A Hipocrisia da Retórica Existencialista de Heidegger e Sartre

Após a segunda grande guerra dois grandes pensadores revelaram ao mundo aquilo que ficou conhecido como o pensamento existencialista, se bem que ambos já haviam produzido vasto material antes, e mesmo durante aquele terrível conflito, todavia foi no período do pós guerra que a voz de ambos ecoou com muito vivacidade.

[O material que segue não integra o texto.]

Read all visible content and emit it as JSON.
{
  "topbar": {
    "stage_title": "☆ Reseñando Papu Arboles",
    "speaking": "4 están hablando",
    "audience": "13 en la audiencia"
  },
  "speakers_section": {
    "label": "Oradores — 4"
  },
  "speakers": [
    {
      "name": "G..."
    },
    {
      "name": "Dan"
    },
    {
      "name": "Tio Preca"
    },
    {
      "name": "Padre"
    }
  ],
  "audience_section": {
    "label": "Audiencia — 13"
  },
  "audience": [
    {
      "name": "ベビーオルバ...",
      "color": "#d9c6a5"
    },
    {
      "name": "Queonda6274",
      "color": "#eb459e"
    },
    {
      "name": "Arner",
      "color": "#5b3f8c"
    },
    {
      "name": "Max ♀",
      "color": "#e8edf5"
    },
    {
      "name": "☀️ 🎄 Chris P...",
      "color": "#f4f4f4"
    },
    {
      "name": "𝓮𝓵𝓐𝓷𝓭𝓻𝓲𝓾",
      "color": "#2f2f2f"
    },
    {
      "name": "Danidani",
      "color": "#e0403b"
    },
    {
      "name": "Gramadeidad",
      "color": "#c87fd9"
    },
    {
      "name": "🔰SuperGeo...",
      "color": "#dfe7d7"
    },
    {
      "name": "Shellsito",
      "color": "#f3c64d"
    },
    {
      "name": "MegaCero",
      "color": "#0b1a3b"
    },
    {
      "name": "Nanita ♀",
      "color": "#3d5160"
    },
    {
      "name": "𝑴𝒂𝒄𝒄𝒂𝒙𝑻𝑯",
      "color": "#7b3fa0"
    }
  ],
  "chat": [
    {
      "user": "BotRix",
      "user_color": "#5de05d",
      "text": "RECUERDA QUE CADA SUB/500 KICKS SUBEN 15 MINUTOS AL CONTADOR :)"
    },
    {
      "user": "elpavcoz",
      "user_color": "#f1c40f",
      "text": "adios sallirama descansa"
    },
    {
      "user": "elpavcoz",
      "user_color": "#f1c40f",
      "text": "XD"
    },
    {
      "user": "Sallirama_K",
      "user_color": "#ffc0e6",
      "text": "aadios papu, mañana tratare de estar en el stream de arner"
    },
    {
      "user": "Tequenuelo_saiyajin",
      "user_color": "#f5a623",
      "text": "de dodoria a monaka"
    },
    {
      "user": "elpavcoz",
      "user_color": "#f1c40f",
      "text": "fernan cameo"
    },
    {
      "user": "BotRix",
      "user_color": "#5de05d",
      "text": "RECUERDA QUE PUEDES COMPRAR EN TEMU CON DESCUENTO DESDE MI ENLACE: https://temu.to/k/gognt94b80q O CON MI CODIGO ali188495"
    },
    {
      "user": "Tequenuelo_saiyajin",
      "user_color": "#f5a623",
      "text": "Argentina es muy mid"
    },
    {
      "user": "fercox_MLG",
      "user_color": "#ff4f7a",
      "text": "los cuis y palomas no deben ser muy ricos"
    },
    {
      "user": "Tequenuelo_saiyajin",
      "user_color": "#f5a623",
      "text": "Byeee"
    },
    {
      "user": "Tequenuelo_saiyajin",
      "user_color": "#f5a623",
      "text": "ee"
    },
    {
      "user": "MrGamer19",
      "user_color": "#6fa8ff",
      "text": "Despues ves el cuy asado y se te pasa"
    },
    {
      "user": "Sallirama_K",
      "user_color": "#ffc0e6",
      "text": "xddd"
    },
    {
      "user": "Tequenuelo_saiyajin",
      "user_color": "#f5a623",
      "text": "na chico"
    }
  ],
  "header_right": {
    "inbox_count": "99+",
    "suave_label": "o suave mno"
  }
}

Jean Paul Sartre e Martin Heidegger deram notoriedade ao existencialismo a partir de 1950, sendo  Heidegger mais velho já havia conquistado notoriedade mesmo antes da guerra, Heidegger por sinal produziu um excelente texto sobre como Platão percebia a "Verdade" a partir da narrativa conhecida como "O Mito da Caverna" presente no texto "A República". Esta obra de Heidegger se chama "A Doutrina de Platão Sobre a Verdade" e foi escrito em 1942 no auge do avanço nazista pela Europa. Desta maneira, Heidegger tendo nascido 1889 desenvolveu uma forma de pensar que Sartre nascido em 1905 deu continuidade e desenvolveu até seu auge em 1964 quando Sartre ganhou o prêmio nobel de literatura.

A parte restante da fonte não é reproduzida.